Yes! Chess Boxing is an actual sport
by Chris Pike
The sport of chess boxing is a hybrid of both boxing and chess that consists of 11 alternating rounds of each sport.
Each match begins with four-minutes of chess followed by three minutes of boxing with a one minute break in between. Speed chess is used during the chess rounds, meaning that a player only has twelve minutes to complete the game. Players can win by either a checkmate, knockout, technical knockout by judges decision or if their opponent’s twelve minutes of chess time is exceeded.
The sport, like many others, has several origin stories. The two most popular are that a Serbian cartoonist named Enki Bilal penned a graphic novel featuring the sport and a man named Lepe Rubingh brought it to life by organizing matches himself.
Another version of how Chess Boxing got its start is in the Finnish film Uuno Turhapuro—herra Helsingin herra where the protagonist plays chess using a wireless headset to call out his moves while in a boxing match.
The sport has gotten large enough that it is now governed by the World Chess Boxing Organization.
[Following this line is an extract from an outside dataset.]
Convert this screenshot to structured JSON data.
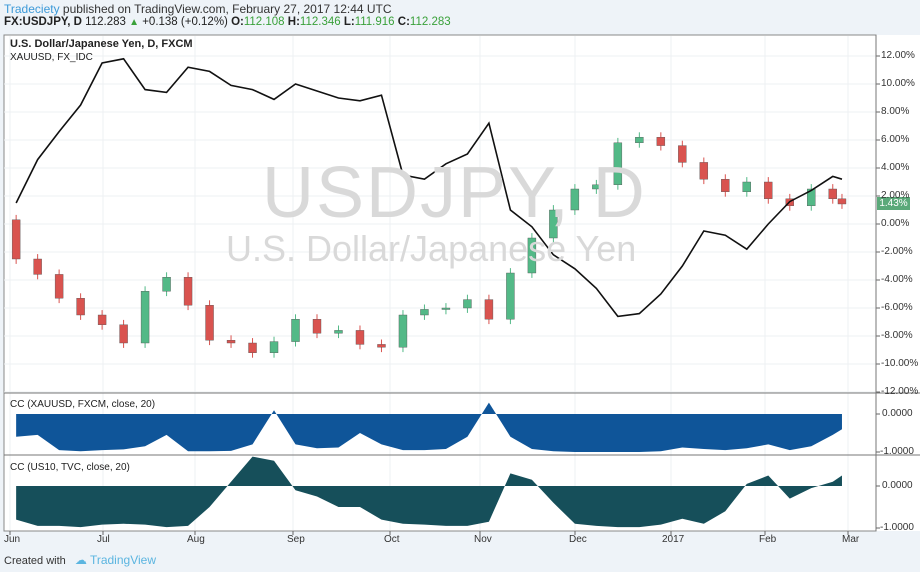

The WCBO’s motto is “Fighting is done in the ring and wars are waged on the board.”
The first World Championship of Chess Boxing took place in Amsterdam in 2003 and was won by the sport’s founder, Lepe Rubingh.
Chess Boxing, like any regular sport, also has its own superstars, many hailing from eastern Europe and Germany. The most notable Chess Boxers are Andreas “D” Schneider , Zoran “the Priest” Mijatovic, Frank “Anti Terror” Stoldt (who was a former UN Peacekeeper) and 2009 world championship runner up Nikolay “The Chairman” Sazhin, who is only 21 years old.
RZA of the Wu-Tang clan is an avid fan of the sport and continues to promote the game wherever he can.
Having read all this could there possibly be a weirder sport? No. The answer is no.